Teatime for the Firefly
My name is Layla and I was born under an unlucky star. For a young girl growing up in India, this is bad news. But everything began to change for me one spring day in 1943, when three unconnected incidents, like tiny droplets on a lily leaf, tipped and rolled into one. It was that tiny shift in the cosmos, I believe, that tipped us together—me and Manik Deb.

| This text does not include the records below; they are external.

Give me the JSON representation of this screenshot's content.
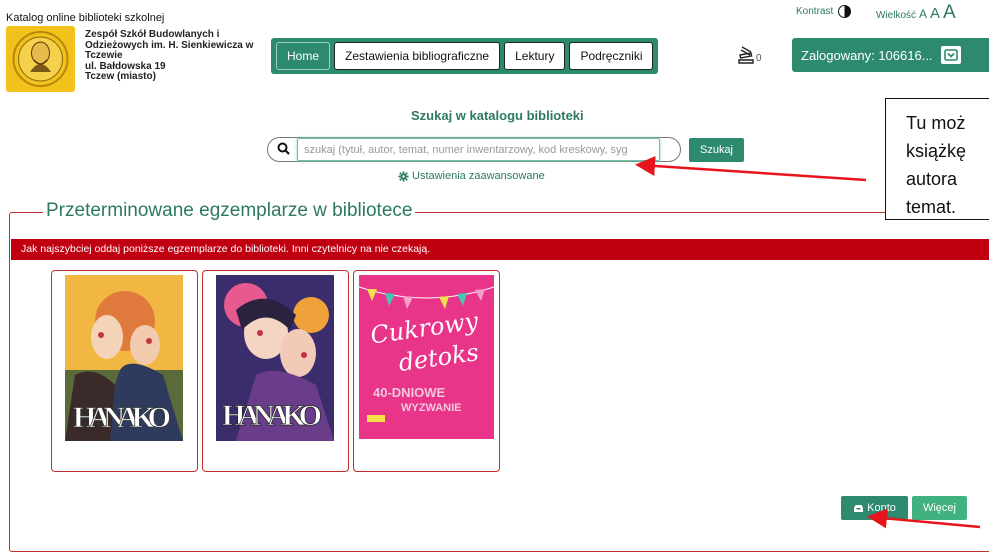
{
  "header": {
    "catalog_title": "Katalog online biblioteki szkolnej",
    "school": [
      "Zespół Szkół Budowlanych i",
      "Odzieżowych im. H. Sienkiewicza w",
      "Tczewie",
      "ul. Bałdowska 19",
      "Tczew (miasto)"
    ],
    "contrast_label": "Kontrast",
    "size_label": "Wielkość",
    "size_options": [
      "A",
      "A",
      "A"
    ],
    "cart_count": "0",
    "user_label": "Zalogowany: 106616..."
  },
  "nav": {
    "items": [
      {
        "label": "Home"
      },
      {
        "label": "Zestawienia bibliograficzne"
      },
      {
        "label": "Lektury"
      },
      {
        "label": "Podręczniki"
      }
    ]
  },
  "search": {
    "heading": "Szukaj w katalogu biblioteki",
    "placeholder": "szukaj (tytuł, autor, temat, numer inwentarzowy, kod kreskowy, syg",
    "button_label": "Szukaj",
    "advanced_label": "Ustawienia zaawansowane"
  },
  "overdue": {
    "legend": "Przeterminowane egzemplarze w bibliotece",
    "alert": "Jak najszybciej oddaj poniższe egzemplarze do biblioteki. Inni czytelnicy na nie czekają.",
    "books": [
      {
        "cover_text": "HANAKO"
      },
      {
        "cover_text": "HANAKO"
      },
      {
        "cover_script": "Cukrowy",
        "cover_script2": "detoks",
        "cover_sub": "40-DNIOWE",
        "cover_sub2": "WYZWANIE"
      }
    ]
  },
  "actions": {
    "konto_label": "Konto",
    "wiecej_label": "Więcej"
  },
  "callout": {
    "lines": [
      "Tu moż",
      "książkę",
      "autora",
      "temat."
    ]
  },
  "colors": {
    "accent": "#2d8a6f",
    "alert": "#c00010",
    "frame": "#c0312b",
    "annotation": "#e8141b"
  }
}
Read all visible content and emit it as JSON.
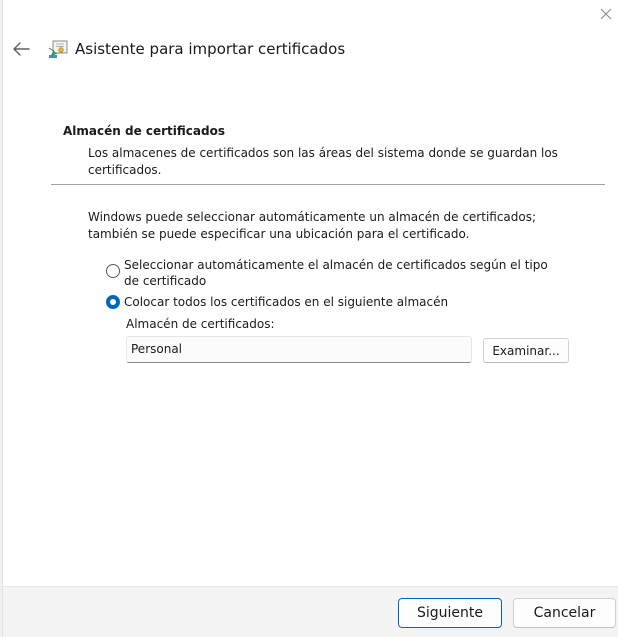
{
  "window": {
    "title": "Asistente para importar certificados",
    "close_icon": "close-icon",
    "back_icon": "back-arrow-icon",
    "wizard_icon": "certificate-wizard-icon"
  },
  "section": {
    "title": "Almacén de certificados",
    "description": "Los almacenes de certificados son las áreas del sistema donde se guardan los certificados."
  },
  "intro": "Windows puede seleccionar automáticamente un almacén de certificados; también se puede especificar una ubicación para el certificado.",
  "options": [
    {
      "label": "Seleccionar automáticamente el almacén de certificados según el tipo de certificado",
      "selected": false
    },
    {
      "label": "Colocar todos los certificados en el siguiente almacén",
      "selected": true
    }
  ],
  "store": {
    "label": "Almacén de certificados:",
    "value": "Personal",
    "browse_label": "Examinar..."
  },
  "footer": {
    "next_label": "Siguiente",
    "cancel_label": "Cancelar"
  },
  "colors": {
    "accent": "#0067c0",
    "footer_bg": "#f3f3f3"
  }
}
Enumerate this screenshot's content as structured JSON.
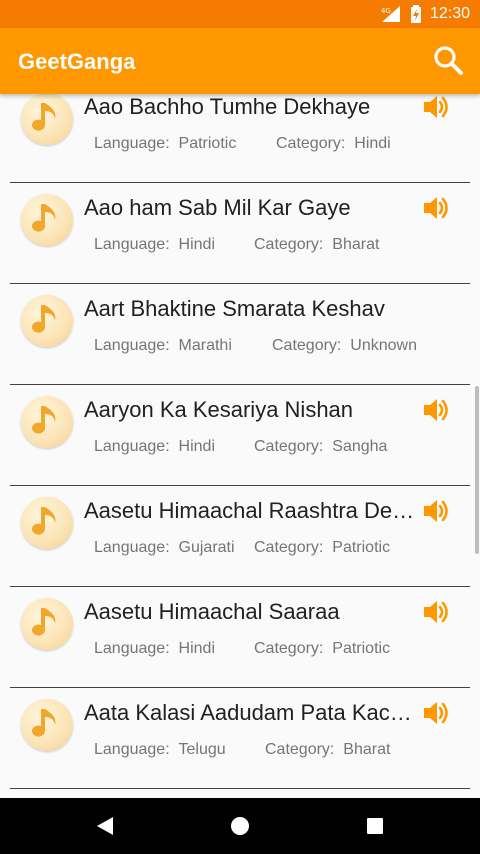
{
  "status_bar": {
    "time": "12:30",
    "network": "4G"
  },
  "app_bar": {
    "title": "GeetGanga",
    "search_icon": "search-icon"
  },
  "labels": {
    "language": "Language:",
    "category": "Category:"
  },
  "colors": {
    "status_bar": "#f57c00",
    "app_bar": "#ff9800",
    "accent": "#ff9800"
  },
  "songs": [
    {
      "title": "Aao Bachho Tumhe Dekhaye",
      "language": "Patriotic",
      "category": "Hindi",
      "audio": true
    },
    {
      "title": "Aao ham Sab Mil Kar Gaye",
      "language": "Hindi",
      "category": "Bharat",
      "audio": true
    },
    {
      "title": "Aart Bhaktine Smarata Keshav",
      "language": "Marathi",
      "category": "Unknown",
      "audio": false
    },
    {
      "title": "Aaryon Ka Kesariya Nishan",
      "language": "Hindi",
      "category": "Sangha",
      "audio": true
    },
    {
      "title": "Aasetu Himaachal Raashtra Devo Bhava",
      "language": "Gujarati",
      "category": "Patriotic",
      "audio": true
    },
    {
      "title": "Aasetu Himaachal Saaraa",
      "language": "Hindi",
      "category": "Patriotic",
      "audio": true
    },
    {
      "title": "Aata Kalasi Aadudam Pata Kachheri",
      "language": "Telugu",
      "category": "Bharat",
      "audio": true
    }
  ],
  "nav_bar": {
    "icons": [
      "back-icon",
      "home-icon",
      "recents-icon"
    ]
  }
}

Layla Roy has defied the fates. Despite being born under an inauspicious horoscope, she is raised to be educated and independent by her eccentric grandfather, Dadamoshai. And, by cleverly manipulating the hand fortune has dealt her, she has even found love with Manik Deb—a man betrothed to another. All were minor miracles in India that spring of 1943, when young women's lives were predetermined—if not by the stars, then by centuries of family tradition and social order.
Layla's life as a newly married woman takes her away from home and into the jungles of Assam, where the world's finest tea thrives on plantations run by native labor and British efficiency. Fascinated by this culture of whiskey-soaked expats who seem fazed by neither earthquakes nor man-eating leopards, she struggles to find her place among the prickly English wives with whom she is expected to socialize, and the peculiar servants she now finds under her charge.
But navigating the tea-garden set will hardly be her biggest challenge. Layla's remote home is not safe from the powerful changes sweeping India on the heels of the Second World War. Their colonial society is at a tipping point, and Layla and Manik find themselves caught in a perilous racial divide that threatens their very lives.